White Hall Entertainment operates an electronic bingo facility in White Hall, Alabama, purportedly under a 2000 local constitutional amendment authorizing bingo games for charitable purposes. Marshall's office filed a civil public nuisance lawsuit against the facility in the Circuit Court of Lowndes County on November 29, 2023, seeking to abate operations and forfeit all seized machines, records, and currency. The state court held a bench trial and, on October 10, 2025, entered a permanent injunction and final judgment in the State's favor. That judgment is now on appeal to the Alabama Supreme Court. Two weeks after filing that appeal, White Hall Entertainment sued Marshall in federal court under 42 U.S.C. § 1983, asserting four constitutional claims: that the civil nuisance framework strips the company of its Sixth and Fourteenth Amendment jury-trial rights; that property was seized without a meaningful hearing in violation of due process; that Marshall selectively enforced the law against majority-African American counties without a rational basis; and that closure of the facility unconstitutionally burdened the community's First Amendment rights of assembly and association.
The timing was deliberate — and the court noticed. White Hall Entertainment had initially raised federal constitutional counterclaims in the Lowndes County proceeding, then voluntarily withdrew them on September 1, 2025, weeks before the bench trial, while expressly reserving all rights. The state court granted the withdrawal, held a trial limited to state law questions, and entered judgment. The company then filed this federal action. The court held that the pending Alabama Supreme Court appeal constitutes an ongoing quasi-criminal proceeding under the second Sprint category — civil enforcement proceedings — citing the Supreme Court's 1975 decision in Huffman v. Pursue, Ltd., which applied Younger to a state-initiated civil nuisance action used to close an adult theater. All three Middlesex factors were satisfied: the state appeal is ongoing, Alabama's interest in regulating gambling is undisputed, and the state forum remains adequate for raising constitutional challenges.

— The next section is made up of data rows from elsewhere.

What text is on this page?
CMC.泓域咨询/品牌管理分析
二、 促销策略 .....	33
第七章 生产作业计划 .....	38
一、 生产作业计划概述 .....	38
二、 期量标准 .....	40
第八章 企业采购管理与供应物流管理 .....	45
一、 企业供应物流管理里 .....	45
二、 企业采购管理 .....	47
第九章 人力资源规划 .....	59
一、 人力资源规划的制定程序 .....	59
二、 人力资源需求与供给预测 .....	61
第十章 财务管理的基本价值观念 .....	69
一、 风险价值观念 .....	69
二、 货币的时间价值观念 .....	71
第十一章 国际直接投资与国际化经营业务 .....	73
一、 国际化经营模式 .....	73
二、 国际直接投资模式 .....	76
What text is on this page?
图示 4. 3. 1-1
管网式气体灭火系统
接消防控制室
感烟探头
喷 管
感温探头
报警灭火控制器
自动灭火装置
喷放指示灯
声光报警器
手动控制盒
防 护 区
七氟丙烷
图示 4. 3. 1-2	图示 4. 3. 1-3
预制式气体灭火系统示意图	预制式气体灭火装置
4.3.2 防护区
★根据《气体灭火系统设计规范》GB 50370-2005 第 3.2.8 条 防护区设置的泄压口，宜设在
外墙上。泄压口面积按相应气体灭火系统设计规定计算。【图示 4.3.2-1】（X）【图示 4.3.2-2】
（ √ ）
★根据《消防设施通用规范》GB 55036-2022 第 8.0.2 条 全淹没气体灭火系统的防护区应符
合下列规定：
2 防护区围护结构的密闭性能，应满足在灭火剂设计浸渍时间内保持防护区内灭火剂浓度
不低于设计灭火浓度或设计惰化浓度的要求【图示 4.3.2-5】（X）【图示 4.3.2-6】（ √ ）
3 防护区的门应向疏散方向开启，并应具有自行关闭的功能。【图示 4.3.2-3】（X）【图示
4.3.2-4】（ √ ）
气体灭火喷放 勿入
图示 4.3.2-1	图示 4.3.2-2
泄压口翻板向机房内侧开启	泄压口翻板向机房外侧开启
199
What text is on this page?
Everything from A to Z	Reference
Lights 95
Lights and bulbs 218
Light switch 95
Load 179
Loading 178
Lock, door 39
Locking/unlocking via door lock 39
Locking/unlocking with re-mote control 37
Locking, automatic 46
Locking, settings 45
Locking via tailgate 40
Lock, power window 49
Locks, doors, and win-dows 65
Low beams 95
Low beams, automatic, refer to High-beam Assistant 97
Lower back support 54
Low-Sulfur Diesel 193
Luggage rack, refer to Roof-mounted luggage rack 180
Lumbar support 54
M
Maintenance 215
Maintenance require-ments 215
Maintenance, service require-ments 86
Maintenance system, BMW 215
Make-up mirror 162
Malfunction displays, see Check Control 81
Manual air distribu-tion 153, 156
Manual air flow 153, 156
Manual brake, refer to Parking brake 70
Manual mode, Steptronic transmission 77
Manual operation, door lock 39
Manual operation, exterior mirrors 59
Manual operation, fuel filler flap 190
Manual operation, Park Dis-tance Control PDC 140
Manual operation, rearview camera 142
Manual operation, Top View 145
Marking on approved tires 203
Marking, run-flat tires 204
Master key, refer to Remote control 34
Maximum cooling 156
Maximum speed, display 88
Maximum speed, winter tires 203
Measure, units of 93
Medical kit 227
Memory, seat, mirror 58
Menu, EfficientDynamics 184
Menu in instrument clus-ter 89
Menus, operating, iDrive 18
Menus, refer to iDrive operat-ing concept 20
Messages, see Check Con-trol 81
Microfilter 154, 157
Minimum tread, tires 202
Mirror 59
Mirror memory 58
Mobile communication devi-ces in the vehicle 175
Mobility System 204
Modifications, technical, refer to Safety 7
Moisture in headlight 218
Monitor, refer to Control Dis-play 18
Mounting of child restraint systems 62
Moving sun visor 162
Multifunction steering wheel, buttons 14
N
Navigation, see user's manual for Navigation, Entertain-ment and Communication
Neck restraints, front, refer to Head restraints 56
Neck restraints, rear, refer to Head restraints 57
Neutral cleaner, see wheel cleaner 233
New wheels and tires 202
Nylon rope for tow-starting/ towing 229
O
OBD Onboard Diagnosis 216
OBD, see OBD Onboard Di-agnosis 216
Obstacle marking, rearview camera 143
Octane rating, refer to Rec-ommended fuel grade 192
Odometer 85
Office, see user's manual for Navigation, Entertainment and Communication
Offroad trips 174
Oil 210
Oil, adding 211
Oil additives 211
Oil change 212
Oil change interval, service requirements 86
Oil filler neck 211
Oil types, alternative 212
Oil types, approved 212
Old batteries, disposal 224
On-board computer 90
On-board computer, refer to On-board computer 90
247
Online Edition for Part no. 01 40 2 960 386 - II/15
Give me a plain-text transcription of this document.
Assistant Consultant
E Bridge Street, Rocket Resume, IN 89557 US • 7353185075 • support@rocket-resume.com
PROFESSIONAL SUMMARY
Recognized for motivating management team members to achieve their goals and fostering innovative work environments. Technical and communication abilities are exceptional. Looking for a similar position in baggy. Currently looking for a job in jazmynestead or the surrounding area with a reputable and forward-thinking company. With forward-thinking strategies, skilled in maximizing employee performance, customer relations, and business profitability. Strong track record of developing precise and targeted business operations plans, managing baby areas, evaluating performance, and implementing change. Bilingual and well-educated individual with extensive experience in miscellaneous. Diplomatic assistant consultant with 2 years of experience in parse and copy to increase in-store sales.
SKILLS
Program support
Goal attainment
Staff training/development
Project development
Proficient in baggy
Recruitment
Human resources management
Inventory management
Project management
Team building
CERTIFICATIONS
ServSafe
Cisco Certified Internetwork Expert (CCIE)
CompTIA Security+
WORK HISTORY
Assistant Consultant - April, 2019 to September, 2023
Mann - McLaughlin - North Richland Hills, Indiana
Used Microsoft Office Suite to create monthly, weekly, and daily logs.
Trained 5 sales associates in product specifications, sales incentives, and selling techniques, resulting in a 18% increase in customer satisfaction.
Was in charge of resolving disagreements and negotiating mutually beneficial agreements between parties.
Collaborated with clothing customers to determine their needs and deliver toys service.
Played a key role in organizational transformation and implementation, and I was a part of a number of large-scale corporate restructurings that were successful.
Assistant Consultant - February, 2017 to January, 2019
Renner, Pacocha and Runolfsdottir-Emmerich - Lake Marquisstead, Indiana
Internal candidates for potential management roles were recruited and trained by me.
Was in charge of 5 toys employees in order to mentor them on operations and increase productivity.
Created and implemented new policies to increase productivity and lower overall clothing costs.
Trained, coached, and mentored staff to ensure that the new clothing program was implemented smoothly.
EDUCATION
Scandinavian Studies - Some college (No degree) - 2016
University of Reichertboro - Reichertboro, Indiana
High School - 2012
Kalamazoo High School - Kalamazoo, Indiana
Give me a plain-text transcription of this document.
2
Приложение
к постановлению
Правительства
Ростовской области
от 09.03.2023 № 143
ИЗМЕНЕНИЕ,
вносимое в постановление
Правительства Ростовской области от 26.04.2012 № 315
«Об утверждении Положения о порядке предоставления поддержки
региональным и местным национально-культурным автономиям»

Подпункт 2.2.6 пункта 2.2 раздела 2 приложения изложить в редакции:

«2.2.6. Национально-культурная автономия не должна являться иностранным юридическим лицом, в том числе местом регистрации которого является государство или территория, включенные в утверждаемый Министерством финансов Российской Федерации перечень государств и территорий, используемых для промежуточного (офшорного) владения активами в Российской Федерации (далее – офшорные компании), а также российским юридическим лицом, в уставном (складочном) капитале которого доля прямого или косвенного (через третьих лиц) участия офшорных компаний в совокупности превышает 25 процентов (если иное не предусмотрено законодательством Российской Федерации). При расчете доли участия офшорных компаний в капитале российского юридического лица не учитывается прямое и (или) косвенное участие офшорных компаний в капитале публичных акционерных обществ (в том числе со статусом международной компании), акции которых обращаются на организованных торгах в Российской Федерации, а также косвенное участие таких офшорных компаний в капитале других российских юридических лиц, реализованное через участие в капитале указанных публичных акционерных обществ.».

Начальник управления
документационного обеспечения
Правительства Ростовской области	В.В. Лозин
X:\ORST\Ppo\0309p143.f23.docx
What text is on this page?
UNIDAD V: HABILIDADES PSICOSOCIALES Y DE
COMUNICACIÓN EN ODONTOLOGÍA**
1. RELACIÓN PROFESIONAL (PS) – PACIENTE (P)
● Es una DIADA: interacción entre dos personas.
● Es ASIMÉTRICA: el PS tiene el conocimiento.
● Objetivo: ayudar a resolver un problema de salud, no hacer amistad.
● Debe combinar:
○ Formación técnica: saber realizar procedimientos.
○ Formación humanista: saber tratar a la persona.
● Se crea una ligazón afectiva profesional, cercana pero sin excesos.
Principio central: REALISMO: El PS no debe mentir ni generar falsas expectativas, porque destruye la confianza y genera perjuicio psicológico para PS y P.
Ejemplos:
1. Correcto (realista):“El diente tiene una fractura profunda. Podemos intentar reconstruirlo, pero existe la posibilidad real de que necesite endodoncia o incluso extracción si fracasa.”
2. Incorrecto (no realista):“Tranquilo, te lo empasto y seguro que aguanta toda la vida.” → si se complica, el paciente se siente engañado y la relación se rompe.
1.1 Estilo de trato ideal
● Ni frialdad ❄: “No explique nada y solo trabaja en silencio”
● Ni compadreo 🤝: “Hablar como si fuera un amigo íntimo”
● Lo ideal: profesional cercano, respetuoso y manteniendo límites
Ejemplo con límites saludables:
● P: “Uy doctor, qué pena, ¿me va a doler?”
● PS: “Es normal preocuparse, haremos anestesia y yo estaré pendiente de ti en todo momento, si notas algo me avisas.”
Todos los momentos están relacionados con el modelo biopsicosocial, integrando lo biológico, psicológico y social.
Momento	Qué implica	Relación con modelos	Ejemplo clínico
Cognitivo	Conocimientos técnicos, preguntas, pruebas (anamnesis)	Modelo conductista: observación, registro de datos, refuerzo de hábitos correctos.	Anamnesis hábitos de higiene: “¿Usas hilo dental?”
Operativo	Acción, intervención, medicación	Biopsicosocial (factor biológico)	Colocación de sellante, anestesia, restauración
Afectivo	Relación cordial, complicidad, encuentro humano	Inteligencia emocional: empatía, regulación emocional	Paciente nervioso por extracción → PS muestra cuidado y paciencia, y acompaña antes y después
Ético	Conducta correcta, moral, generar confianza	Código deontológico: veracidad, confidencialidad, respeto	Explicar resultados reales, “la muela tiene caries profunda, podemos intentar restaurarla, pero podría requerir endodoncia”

White Hall Entertainment's core argument — that the Alabama Supreme Court is structurally incapable of providing relief on federal claims it never adjudicated — was rejected. The court pointed out that the company had actually asserted those very federal claims in state court before choosing to drop them. Under Eleventh Circuit precedent, the relevant question is not whether a plaintiff will succeed in state court, but whether it is procedurally prevented from raising its claims there at all. White Hall Entertainment could point to no feature of Alabama procedural law blocking it from pressing constitutional arguments before the Alabama Supreme Court. The futility argument fared no better: the court, tracking Huffman, rejected the notion that the Alabama Supreme Court's prior adoption of the nuisance-per-se doctrine made state appellate review pointless, noting that the considerations of comity and federalism underlying Younger permit no truncation of the exhaustion requirement merely because a party's chances on appeal look dim.
The bad-faith and harassment exception to Younger — the company's last escape hatch — closed just as quickly. The court acknowledged that White Hall Entertainment characterized Marshall's reliance on the nuisance-per-se doctrine as an executive override of the legislature's criminal gaming statutes, but held that pursuing a novel or aggressive legal strategy in state court does not constitute the type of "flagrant and patent unconstitutionality" required to trigger an exception to Younger. The equal-protection claim of race-based selective enforcement fared no better at this threshold: the court noted in a footnote that Marshall had identified identical nuisance actions brought in majority-white Houston County, leaving the allegation unsubstantiated on the current record.
Where the ruling breaks new ground — at least for this district — is in its treatment of the damages claims. The court declined to dismiss them, holding that Younger does not authorize outright dismissal of legal claims, only a stay. Adjudicating any of the four counts, the court reasoned, would require federal findings that would effectively nullify the state court's exercise of jurisdiction: a ruling on Count I would declare the state forum constitutionally inadequate; a ruling on Count II would brand Marshall's initiation of the suit an ultra vires act; a ruling on Count III would conclude the State lacked a rational basis for the underlying litigation; and a ruling on Count IV would hold that the state court's abatement remedy unconstitutionally burdened protected association. Each would accomplish indirectly what Younger forbids directly. The court also declined to reach Marshall's qualified immunity defense, noting that the first prong of that analysis — whether a constitutional right was violated — would require passing judgment on the very claims pending in the state appeal.